The jury was entitled to draw reasonable inferences in support of its verdict. If they believed Swanson walked into the cafe at 9:30 p.m. and was not intoxicated and emerged at approximately 10:20 p.m. and was intoxicated, they could reasonably have inferred that he had been served alcohol in the defendants’ bar
Page 497
while he was intoxicated. The very nature of the Dram Shop Act is such that in many cases it is difficult to sustain the burden of proof by direct evidence. In most instances, the burden of proof is met by circumstantial evidence. Pierce v. Albanese, 144 Conn. 241, 256, 129 A.2d 606 (1957). As the court said in Pierce: “To say that the proof must show by direct evidence that [the intoxicated person] ordered the beer and paid for it is to insist upon a refinement which would make the statute practically inoperative under the circumstances.” Id., 258; see Staples v. Lucas, 142 Conn. 452, 457, 115 A.2d 337 (1955). The court went on to state that “it is difficult to establish by direct or testimonial evidence, that is, by witnesses who state facts which came under their personal observation, precisely to whom the intoxicating beverage was sold and that the purchaser of it was already intoxicated when he bought it. See 1 Wigmore, Evidence (3d Ed.) p. 399. . . . Difficulty in securing testimonial evidence does not, however, excuse the necessity of proof sufficient to establish a case. It compels, rather, a resort to the establishment, by direct testimonial evidence, of circumstances from which logical and reasonable inferences of other material facts can be fairly drawn. In a civil case, `proof of a material fact by inference from circumstantial evidence need not be so conclusive as to exclude every other hypothesis. It is sufficient if the evidence produces in the mind of the trier a reasonable belief in the probability of the existence of the material fact.’ Dickson v. Yale University, 141 Conn. 250, 253, 105 A.2d 463
[1954] . . . .” Pierce v. Albanese, supra, 255-56.
The jury is free to believe a part of what a witness testified and disregard other portions of his testimony. The jury was free to draw logical and reasonable inferences from the evidence. As long as rational minds could draw such inferences, the court cannot upset the
Page 498
verdicts of the jury. Lemmon v. Paterson Construction Co., 137 Conn. 158, 162, 75 A.2d 385
(1950); Ropiak v. O’Leary, 38 Conn. Sup. 597, 599-600, 456 A.2d 1215 (1982).

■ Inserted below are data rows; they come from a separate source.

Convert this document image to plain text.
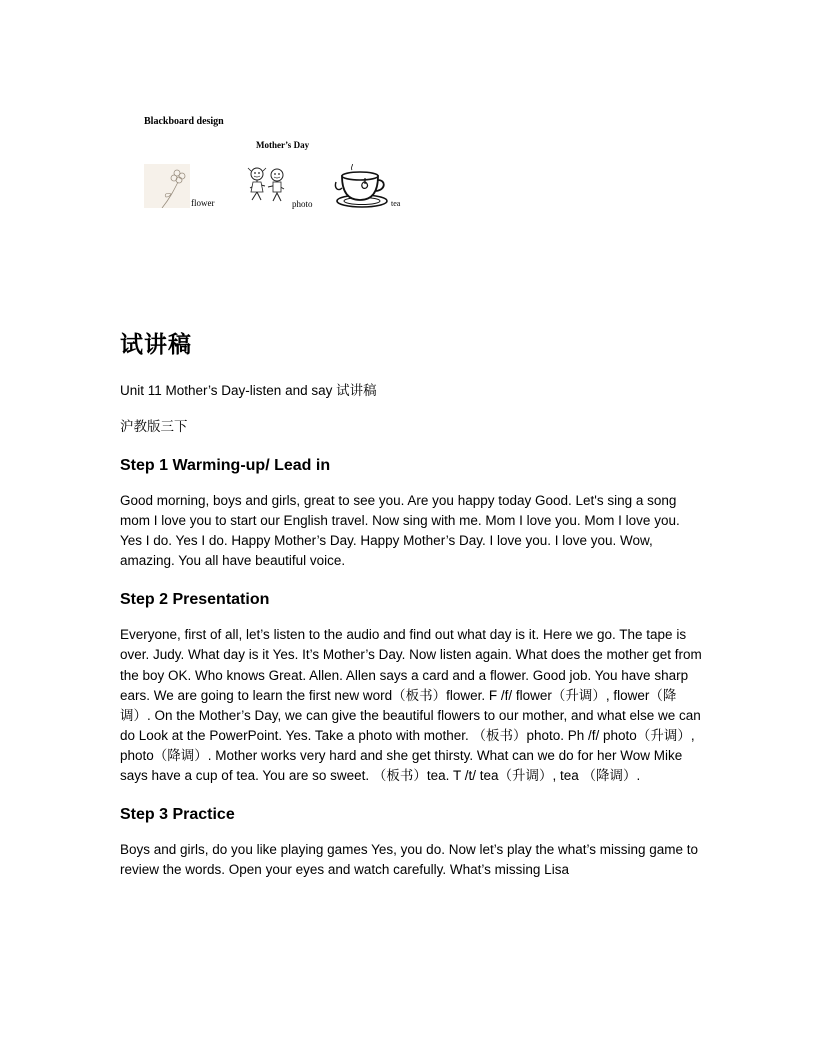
Blackboard design
Mother’s Day
flower	photo	tea
试讲稿

Unit 11 Mother’s Day-listen and say 试讲稿

沪教版三下

Step 1 Warming-up/ Lead in

Good morning, boys and girls, great to see you. Are you happy today Good. Let's sing a song mom I love you to start our English travel. Now sing with me. Mom I love you. Mom I love you. Yes I do. Yes I do. Happy Mother’s Day. Happy Mother’s Day. I love you. I love you. Wow, amazing. You all have beautiful voice.

Step 2 Presentation

Everyone, first of all, let’s listen to the audio and find out what day is it. Here we go. The tape is over. Judy. What day is it Yes. It’s Mother’s Day. Now listen again. What does the mother get from the boy OK. Who knows Great. Allen. Allen says a card and a flower. Good job. You have sharp ears. We are going to learn the first new word（板书）flower. F /f/ flower（升调）, flower（降调）. On the Mother’s Day, we can give the beautiful flowers to our mother, and what else we can do Look at the PowerPoint. Yes. Take a photo with mother. （板书）photo. Ph /f/ photo（升调）, photo（降调）. Mother works very hard and she get thirsty. What can we do for her Wow Mike says have a cup of tea. You are so sweet. （板书）tea. T /t/ tea（升调）, tea （降调）.

Step 3 Practice

Boys and girls, do you like playing games Yes, you do. Now let’s play the what’s missing game to review the words. Open your eyes and watch carefully. What’s missing Lisa
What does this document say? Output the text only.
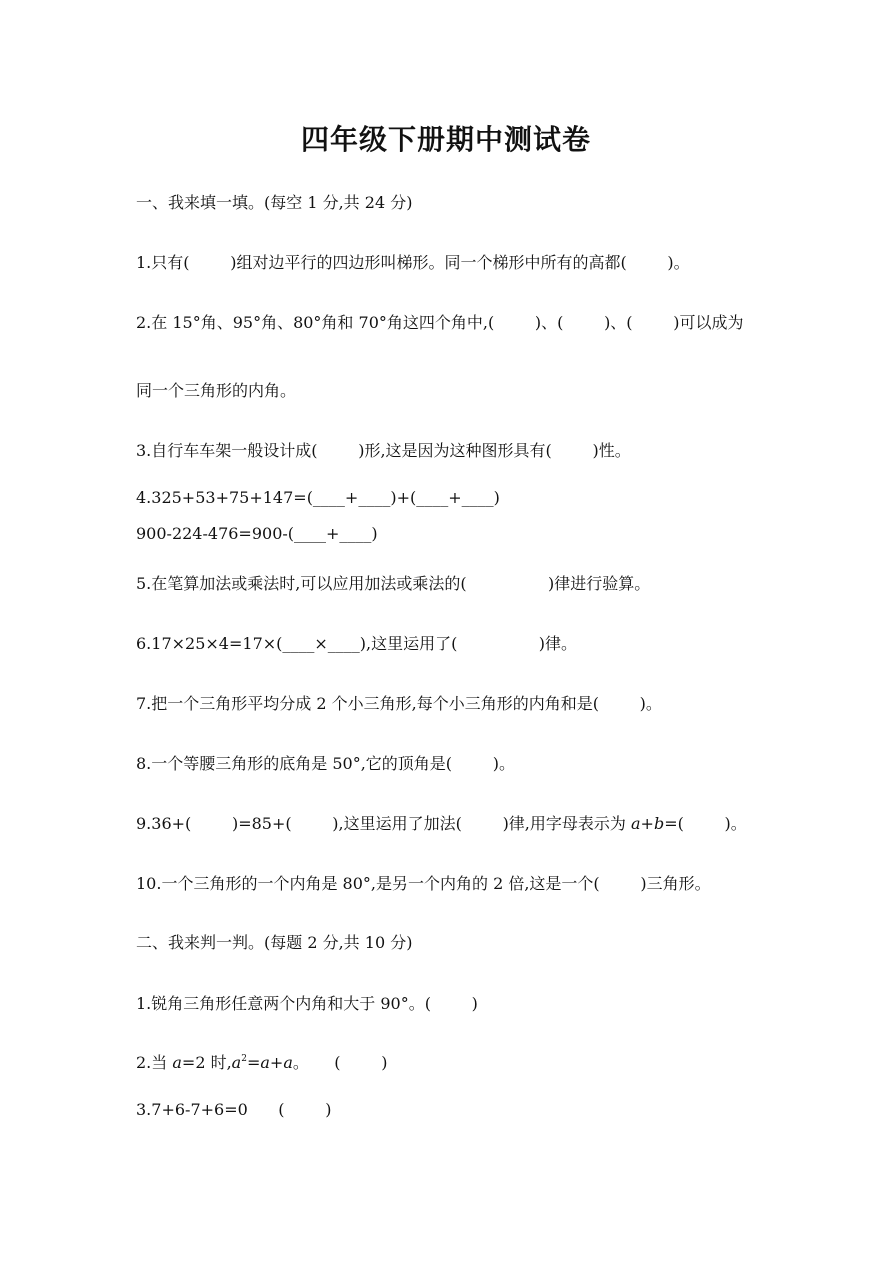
四年级下册期中测试卷
一、我来填一填。(每空 1 分,共 24 分)
1.只有(        )组对边平行的四边形叫梯形。同一个梯形中所有的高都(        )。
2.在 15°角、95°角、80°角和 70°角这四个角中,(        )、(        )、(        )可以成为
同一个三角形的内角。
3.自行车车架一般设计成(        )形,这是因为这种图形具有(        )性。
4.325+53+75+147=(____+____)+(____+____)
900-224-476=900-(____+____)
5.在笔算加法或乘法时,可以应用加法或乘法的(                )律进行验算。
6.17×25×4=17×(____×____),这里运用了(                )律。
7.把一个三角形平均分成 2 个小三角形,每个小三角形的内角和是(        )。
8.一个等腰三角形的底角是 50°,它的顶角是(        )。
9.36+(        )=85+(        ),这里运用了加法(        )律,用字母表示为 a+b=(        )。
10.一个三角形的一个内角是 80°,是另一个内角的 2 倍,这是一个(        )三角形。
二、我来判一判。(每题 2 分,共 10 分)
1.锐角三角形任意两个内角和大于 90°。(        )
2.当 a=2 时$,a^2=a+a$。     (        )
3.7+6-7+6=0      (        )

There was evidence to support the conclusion that Swanson was intoxicated while at the cafe and evidence from which the jury could infer that he was served liquor.
In the case of Balboni v. Stonick, 2 Conn. App. 523, 481 A.2d 82 (1984), this court reversed the trial court’s ruling setting aside a verdict and directed judgment for the defendant upon the verdict, stating that, “[i]t is the province of the jury to determine the credibility of the witnesses and the weight to be accorded their testimony. Trzcinski v. Richey, 190 Conn. 285, 298, 460 A.2d 1269 (1983). Accordingly, the evidence offered at trial must be given the most favorable construction to which it is reasonably entitled in support of the verdict. Herb v. Kerr, 190 Conn. 136, 140, 459 A.2d 521 (1983). While the ruling of the trial court on a motion to set aside a verdict is entitled to great weight because of the court’s familiarity with the facts and circumstances of the case; Nielson v. D’Angelo, 1 Conn. App. 239, 244, 471 A.2d 965 (1984); the parties are entitled to have issues upon which fairminded persons may differ decided by the jury.” Balboni v. Stonick, supra, 529-30; Patrick v. Burns, supra, 666.
There is no error.
In this opinion the other judges concurred.